# Re-Staining wood trim?



## dayspring (Mar 4, 2006)

:shifty: I had a client ask me to re-stain and poly some edge trim on his countertop. Can this be successfully accomplished? The trim has been there several years and has has poly applied after staining when it was new. Seems to me the stain wouldn't penetrate the wood.


----------



## Brushslingers (Jul 28, 2006)

We refinish cabinets and doors all the time, trick is sanding down to nothing and reapplying the stain and finish.


----------



## Teetorbilt (Feb 12, 2004)

It's done all of the time. I prefer to scrape instead of sand. For me, it's faster and doesnt leave behind 'the fuzzies' that sanding does.

For a color change, you'll need to bleach prior to staining.


----------



## Brushslingers (Jul 28, 2006)

Teetorbilt said:


> It's done all of the time. I prefer to scrape instead of sand. For me, it's faster and doesnt leave behind 'the fuzzies' that sanding does.
> 
> For a color change, you'll need to bleach prior to staining.
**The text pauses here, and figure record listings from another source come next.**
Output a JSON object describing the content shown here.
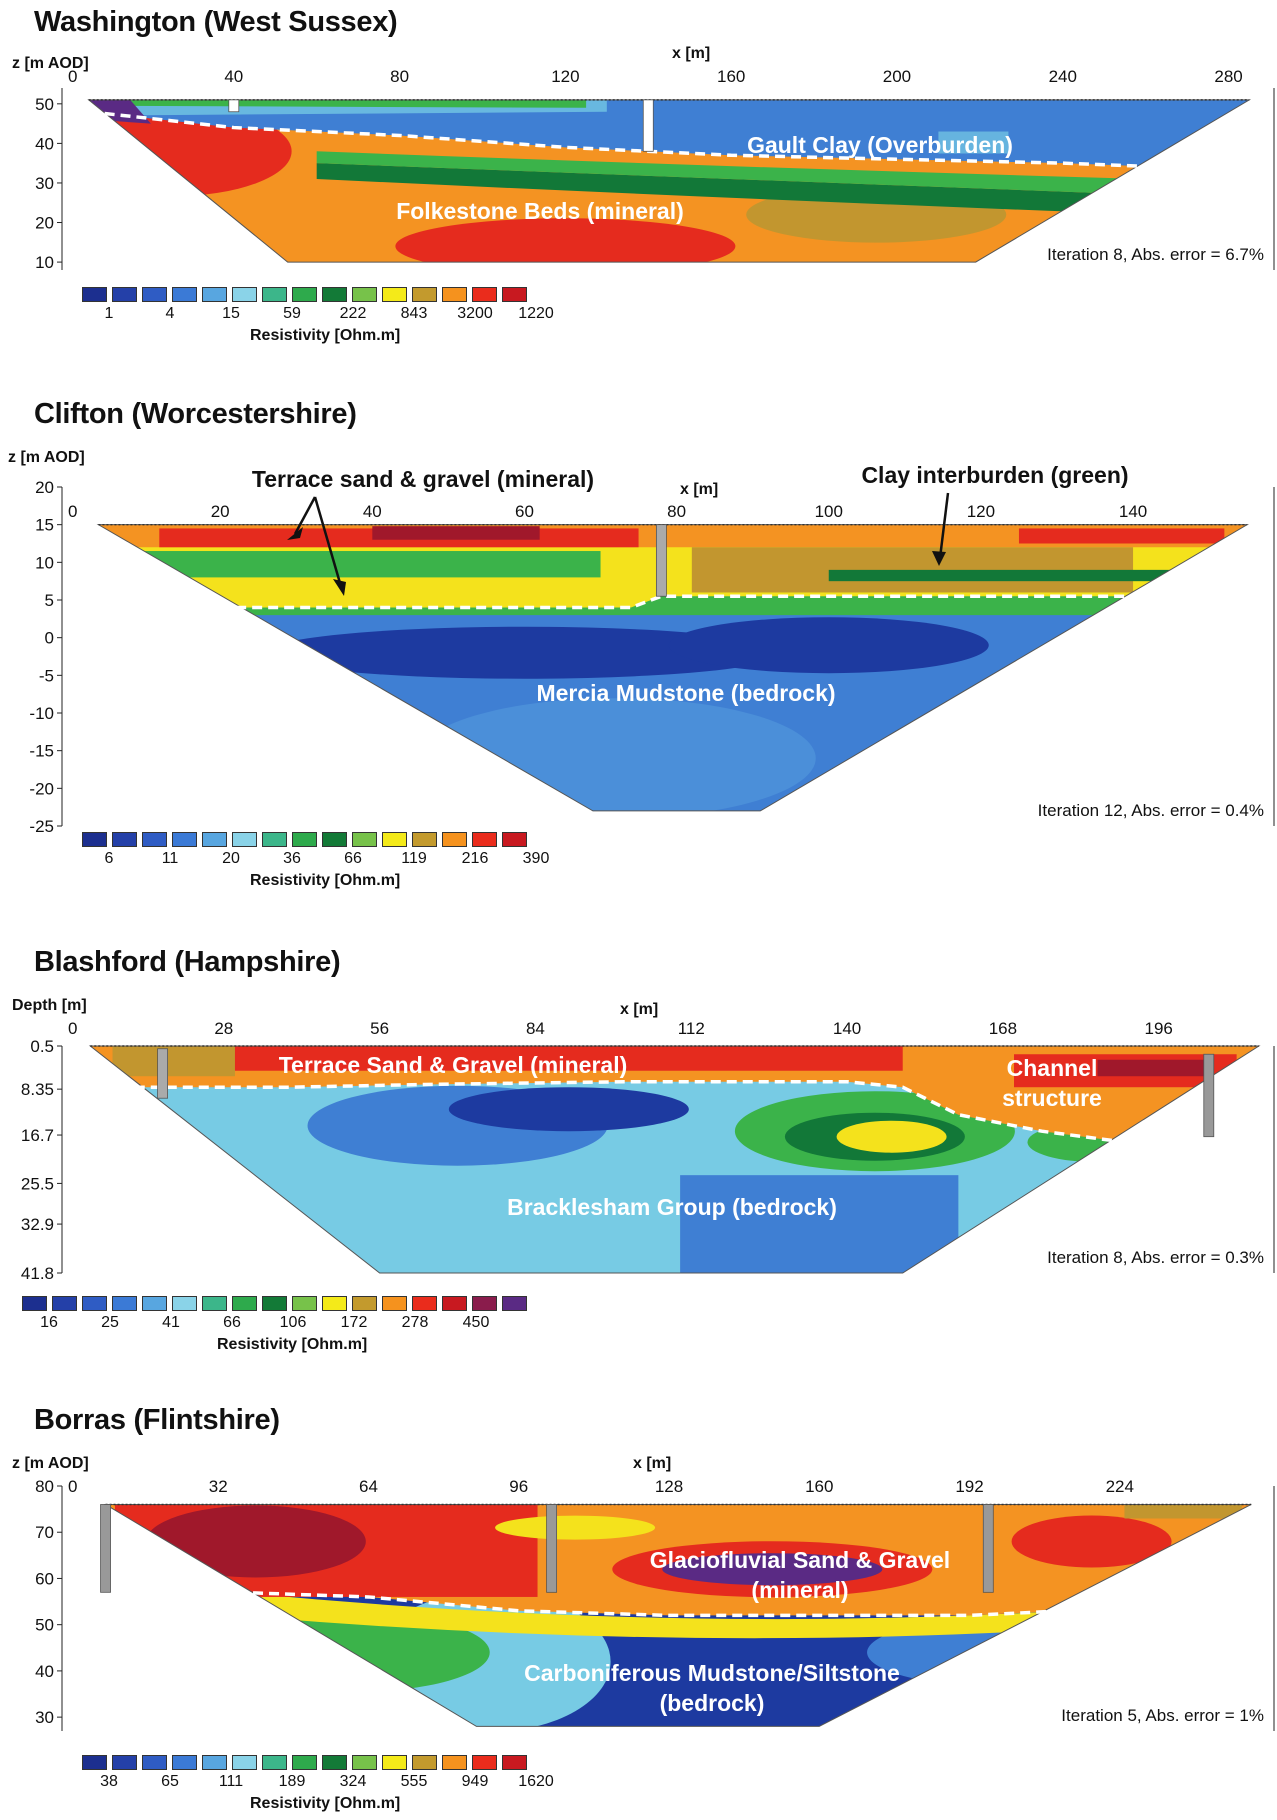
{
  "colors": {
    "palette": [
      "#1c2f8f",
      "#2440a8",
      "#2f5cc4",
      "#3b7ad6",
      "#58a6e0",
      "#8ad3e8",
      "#3cb68a",
      "#2eaa4c",
      "#137a37",
      "#77c24a",
      "#f4ea19",
      "#c39a2d",
      "#f5921e",
      "#ea2c1c",
      "#c81920",
      "#8a1c4c",
      "#5a2a84"
    ],
    "deep_blue": "#1d3aa0",
    "mid_blue": "#3f7fd3",
    "light_blue": "#77cbe4",
    "green": "#3bb34a",
    "dark_green": "#127838",
    "yellow": "#f4e21c",
    "tan": "#c2962f",
    "orange": "#f49322",
    "red": "#e52b1e",
    "dark_red": "#a0182b"
  },
  "chart_data": [
    {
      "type": "heatmap",
      "title": "Washington (West Sussex)",
      "ylabel": "z [m AOD]",
      "xlabel": "x [m]",
      "x_ticks": [
        0,
        40,
        80,
        120,
        160,
        200,
        240,
        280
      ],
      "y_ticks": [
        50,
        40,
        30,
        20,
        10
      ],
      "xlim": [
        0,
        290
      ],
      "ylim": [
        8,
        54
      ],
      "annotations": [
        "Gault Clay (Overburden)",
        "Folkestone Beds (mineral)"
      ],
      "iteration_text": "Iteration 8, Abs. error = 6.7%",
      "legend_labels": [
        "1",
        "4",
        "15",
        "59",
        "222",
        "843",
        "3200",
        "1220"
      ],
      "legend_title": "Resistivity [Ohm.m]",
      "section": {
        "x_min": 5,
        "x_max": 285,
        "x_bottom_left": 53,
        "x_bottom_right": 219,
        "z_top": 51,
        "z_bottom": 10
      },
      "layers": [
        {
          "name": "overburden",
          "x": [
            5,
            40,
            80,
            120,
            160,
            200,
            240,
            265
          ],
          "z_base": [
            48,
            44,
            42,
            39,
            37,
            36,
            35,
            34
          ]
        }
      ]
    },
    {
      "type": "heatmap",
      "title": "Clifton (Worcestershire)",
      "ylabel": "z [m AOD]",
      "xlabel": "x [m]",
      "x_ticks": [
        0,
        20,
        40,
        60,
        80,
        100,
        120,
        140
      ],
      "y_ticks": [
        20,
        15,
        10,
        5,
        0,
        -5,
        -10,
        -15,
        -20,
        -25
      ],
      "xlim": [
        0,
        158
      ],
      "ylim": [
        -25,
        20
      ],
      "annotations": [
        "Terrace sand & gravel (mineral)",
        "Clay interburden (green)",
        "Mercia Mudstone (bedrock)"
      ],
      "iteration_text": "Iteration 12, Abs. error = 0.4%",
      "legend_labels": [
        "6",
        "11",
        "20",
        "36",
        "66",
        "119",
        "216",
        "390"
      ],
      "legend_title": "Resistivity [Ohm.m]",
      "section": {
        "x_min": 4,
        "x_max": 155,
        "x_bottom_left": 69,
        "x_bottom_right": 91,
        "z_top": 15,
        "z_bottom": -23
      },
      "layers": [
        {
          "name": "mineral_base",
          "x": [
            20,
            40,
            60,
            74,
            78,
            100,
            120,
            140,
            150
          ],
          "z_base": [
            4,
            4,
            4,
            4,
            5.5,
            5.5,
            5.5,
            5.5,
            5.5
          ]
        }
      ]
    },
    {
      "type": "heatmap",
      "title": "Blashford (Hampshire)",
      "ylabel": "Depth [m]",
      "xlabel": "x [m]",
      "x_ticks": [
        0,
        28,
        56,
        84,
        112,
        140,
        168,
        196
      ],
      "y_ticks": [
        "0.5",
        "8.35",
        "16.7",
        "25.5",
        "32.9",
        "41.8"
      ],
      "xlim": [
        0,
        216
      ],
      "ylim": [
        0.5,
        41.8
      ],
      "annotations": [
        "Terrace Sand & Gravel (mineral)",
        "Channel structure",
        "Bracklesham Group (bedrock)"
      ],
      "iteration_text": "Iteration 8, Abs. error = 0.3%",
      "legend_labels": [
        "16",
        "25",
        "41",
        "66",
        "106",
        "172",
        "278",
        "450"
      ],
      "legend_title": "Resistivity [Ohm.m]",
      "section": {
        "x_min": 4,
        "x_max": 214,
        "x_bottom_left": 56,
        "x_bottom_right": 150,
        "depth_top": 0.5,
        "depth_bottom": 41.8
      },
      "layers": [
        {
          "name": "mineral_base",
          "x": [
            12,
            40,
            64,
            100,
            140,
            150,
            160,
            175,
            190
          ],
          "z_base": [
            8,
            8,
            7.5,
            7,
            7,
            8,
            13,
            16,
            18
          ]
        }
      ]
    },
    {
      "type": "heatmap",
      "title": "Borras (Flintshire)",
      "ylabel": "z [m AOD]",
      "xlabel": "x [m]",
      "x_ticks": [
        0,
        32,
        64,
        96,
        128,
        160,
        192,
        224
      ],
      "y_ticks": [
        80,
        70,
        60,
        50,
        40,
        30
      ],
      "xlim": [
        0,
        256
      ],
      "ylim": [
        27,
        80
      ],
      "annotations": [
        "Glaciofluvial Sand & Gravel (mineral)",
        "Carboniferous Mudstone/Siltstone (bedrock)"
      ],
      "annotation_lines": [
        [
          "Glaciofluvial Sand & Gravel",
          "(mineral)"
        ],
        [
          "Carboniferous Mudstone/Siltstone",
          "(bedrock)"
        ]
      ],
      "iteration_text": "Iteration 5, Abs. error = 1%",
      "legend_labels": [
        "38",
        "65",
        "111",
        "189",
        "324",
        "555",
        "949",
        "1620"
      ],
      "legend_title": "Resistivity [Ohm.m]",
      "section": {
        "x_min": 8,
        "x_max": 252,
        "x_bottom_left": 87,
        "x_bottom_right": 160,
        "z_top": 76,
        "z_bottom": 28
      },
      "layers": [
        {
          "name": "mineral_base",
          "x": [
            36,
            64,
            96,
            128,
            160,
            192,
            212
          ],
          "z_base": [
            57,
            56,
            53,
            52,
            52,
            52,
            53
          ]
        }
      ]
    }
  ],
  "labels": {
    "panel1": {
      "title": "Washington (West Sussex)",
      "ylabel": "z [m AOD]",
      "xlabel": "x [m]"
    },
    "panel2": {
      "title": "Clifton (Worcestershire)",
      "ylabel": "z [m AOD]",
      "xlabel": "x [m]"
    },
    "panel3": {
      "title": "Blashford (Hampshire)",
      "ylabel": "Depth [m]",
      "xlabel": "x [m]"
    },
    "panel4": {
      "title": "Borras (Flintshire)",
      "ylabel": "z [m AOD]",
      "xlabel": "x [m]"
    }
  }
}
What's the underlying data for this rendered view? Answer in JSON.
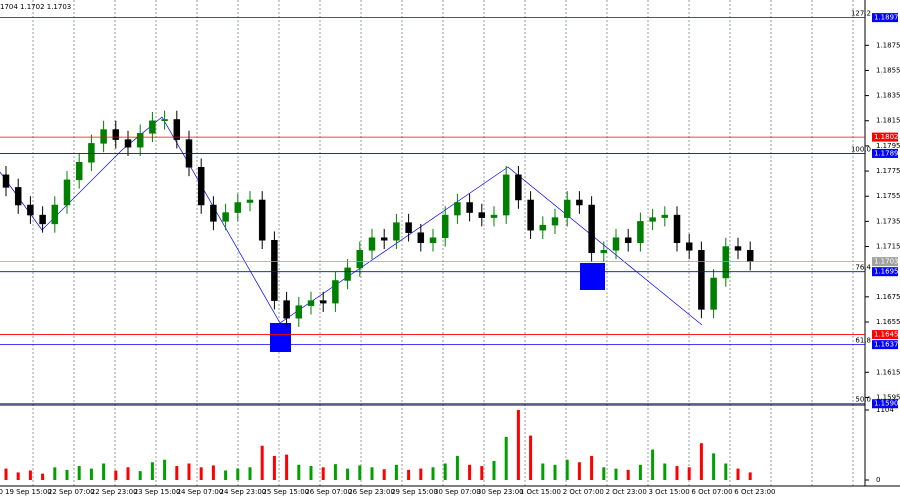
{
  "chart_data": {
    "type": "candlestick",
    "header": "1704 1.1702 1.1703",
    "up_color": "#008000",
    "down_color": "#000000",
    "vol_up_color": "#00a000",
    "vol_down_color": "#ff0000",
    "ylim": [
      1.1589,
      1.1911
    ],
    "yticks": [
      1.1875,
      1.1855,
      1.1835,
      1.1815,
      1.1795,
      1.1775,
      1.1755,
      1.1735,
      1.1715,
      1.1675,
      1.1655,
      1.1615,
      1.1595
    ],
    "vol_ylim": [
      0,
      1104
    ],
    "vol_yticks": [
      1104,
      0
    ],
    "x_labels": [
      "0",
      "19 Sep 15:00",
      "22 Sep 07:00",
      "22 Sep 23:00",
      "23 Sep 15:00",
      "24 Sep 07:00",
      "24 Sep 23:00",
      "25 Sep 15:00",
      "26 Sep 07:00",
      "26 Sep 23:00",
      "29 Sep 15:00",
      "30 Sep 07:00",
      "30 Sep 23:00",
      "1 Oct 15:00",
      "2 Oct 07:00",
      "2 Oct 23:00",
      "3 Oct 15:00",
      "6 Oct 07:00",
      "6 Oct 23:00"
    ],
    "levels": [
      {
        "label": "127.2",
        "price": 1.1897,
        "color": "#0000ff"
      },
      {
        "price": 1.1802,
        "color": "#ff0000"
      },
      {
        "label": "100.0",
        "price": 1.1789,
        "color": "#0000ff"
      },
      {
        "price": 1.1703,
        "color": "#a0a0a0"
      },
      {
        "label": "76.4",
        "price": 1.1695,
        "color": "#0000ff"
      },
      {
        "price": 1.1645,
        "color": "#ff0000"
      },
      {
        "label": "61.8",
        "price": 1.1637,
        "color": "#0000ff"
      },
      {
        "label": "50.0",
        "price": {
          "value": 1.159,
          "label": "1.1590"
        },
        "color": "#0000ff"
      }
    ],
    "open": [
      1.1772,
      1.1762,
      1.1748,
      1.174,
      1.1733,
      1.1748,
      1.1768,
      1.1782,
      1.1797,
      1.1808,
      1.18,
      1.1794,
      1.1805,
      1.1815,
      1.1816,
      1.18,
      1.1778,
      1.1748,
      1.1735,
      1.1742,
      1.175,
      1.1752,
      1.172,
      1.1672,
      1.1658,
      1.1668,
      1.1672,
      1.167,
      1.1688,
      1.1698,
      1.1712,
      1.1722,
      1.172,
      1.1734,
      1.1726,
      1.1718,
      1.1722,
      1.174,
      1.175,
      1.1742,
      1.1738,
      1.174,
      1.1772,
      1.1752,
      1.1728,
      1.1732,
      1.1738,
      1.1752,
      1.1748,
      1.171,
      1.1712,
      1.1722,
      1.1718,
      1.1735,
      1.1738,
      1.174,
      1.1718,
      1.1712,
      1.1665,
      1.169,
      1.1715,
      1.1712
    ],
    "high": [
      1.1779,
      1.1769,
      1.1755,
      1.1747,
      1.1755,
      1.1775,
      1.1789,
      1.1804,
      1.1815,
      1.1815,
      1.1807,
      1.1812,
      1.1822,
      1.1823,
      1.1823,
      1.1807,
      1.1785,
      1.1755,
      1.1749,
      1.1757,
      1.1759,
      1.1759,
      1.1727,
      1.1679,
      1.1675,
      1.1679,
      1.1679,
      1.1695,
      1.1705,
      1.1719,
      1.1729,
      1.1729,
      1.1741,
      1.1741,
      1.1733,
      1.1729,
      1.1747,
      1.1757,
      1.1757,
      1.1749,
      1.1747,
      1.1779,
      1.1779,
      1.1759,
      1.1739,
      1.1745,
      1.1759,
      1.1759,
      1.1755,
      1.1719,
      1.1729,
      1.1729,
      1.1742,
      1.1745,
      1.1747,
      1.1747,
      1.1725,
      1.1719,
      1.1697,
      1.1722,
      1.1722,
      1.1719
    ],
    "low": [
      1.1755,
      1.1741,
      1.1733,
      1.1726,
      1.1726,
      1.1741,
      1.1761,
      1.1775,
      1.179,
      1.1793,
      1.1787,
      1.1787,
      1.1798,
      1.1808,
      1.1793,
      1.1771,
      1.1741,
      1.1728,
      1.1728,
      1.1735,
      1.1743,
      1.1713,
      1.1665,
      1.1651,
      1.1651,
      1.1661,
      1.1663,
      1.1663,
      1.1681,
      1.1691,
      1.1705,
      1.1713,
      1.1713,
      1.1719,
      1.1711,
      1.1711,
      1.1715,
      1.1733,
      1.1735,
      1.1731,
      1.1731,
      1.1733,
      1.1745,
      1.1721,
      1.1721,
      1.1725,
      1.1731,
      1.1741,
      1.1703,
      1.1703,
      1.1705,
      1.1711,
      1.1711,
      1.1728,
      1.1731,
      1.1711,
      1.1705,
      1.1658,
      1.1658,
      1.1683,
      1.1705,
      1.1696
    ],
    "close": [
      1.1762,
      1.1748,
      1.174,
      1.1733,
      1.1748,
      1.1768,
      1.1782,
      1.1797,
      1.1808,
      1.18,
      1.1794,
      1.1805,
      1.1815,
      1.1816,
      1.18,
      1.1778,
      1.1748,
      1.1735,
      1.1742,
      1.175,
      1.1752,
      1.172,
      1.1672,
      1.1658,
      1.1668,
      1.1672,
      1.167,
      1.1688,
      1.1698,
      1.1712,
      1.1722,
      1.172,
      1.1734,
      1.1726,
      1.1718,
      1.1722,
      1.174,
      1.175,
      1.1742,
      1.1738,
      1.174,
      1.1772,
      1.1752,
      1.1728,
      1.1732,
      1.1738,
      1.1752,
      1.1748,
      1.171,
      1.1712,
      1.1722,
      1.1718,
      1.1735,
      1.1738,
      1.174,
      1.1718,
      1.1712,
      1.1665,
      1.169,
      1.1715,
      1.1712,
      1.1703
    ],
    "volume": [
      180,
      120,
      150,
      100,
      200,
      160,
      220,
      180,
      260,
      150,
      200,
      140,
      280,
      320,
      220,
      260,
      200,
      230,
      150,
      180,
      200,
      540,
      380,
      400,
      240,
      220,
      200,
      250,
      180,
      230,
      200,
      170,
      240,
      160,
      180,
      200,
      260,
      380,
      240,
      220,
      300,
      680,
      1104,
      700,
      260,
      240,
      320,
      280,
      380,
      200,
      180,
      160,
      240,
      480,
      260,
      220,
      200,
      580,
      420,
      260,
      180,
      120
    ]
  }
}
True, I use 250 grit for a final sand and then sandingsealer to kill the fuzzies.


----------



## dayspring (Mar 4, 2006)

OK. I'll give it a shot. and they do want a darker stain.


----------



## dayspring (Mar 4, 2006)

Also, by sanding, are we talking all the way down to bare wood, or just removing the poly finish? Doen't seem to me that scraping would take all of the poly off, as some would get into the grain wouldn't it?


----------



## Brushslingers (Jul 28, 2006)

I normally take it to bare and re-work it, but for something as small as you are talking about AND they want darker... i'd prolly hand sand enough for the wood to open up and run with it.


----------



## dayspring (Mar 4, 2006)

Thanks man. Appreciate your advise.


----------



## maj (Mar 13, 2006)

I would be leary scraping on countertops. You could inadvertantly catch the laminate edge and gouge it or split it out. Sanding that little area won't create too much dust. It will mostly be poly dust which will most likely stick to the sandpaper anyway. As long as you are going darker, just remove the poly. Then even out the entire edge before staining.


----------



## maj (Mar 13, 2006)

Also, be very careful when staining the wood edging. The laminate top WILL absorb the stain. You may want to mask the edge so as not to get any stain on the top itself.


----------



## dayspring (Mar 4, 2006)

Good point maj. I will indeed make sure it is masked off.


----------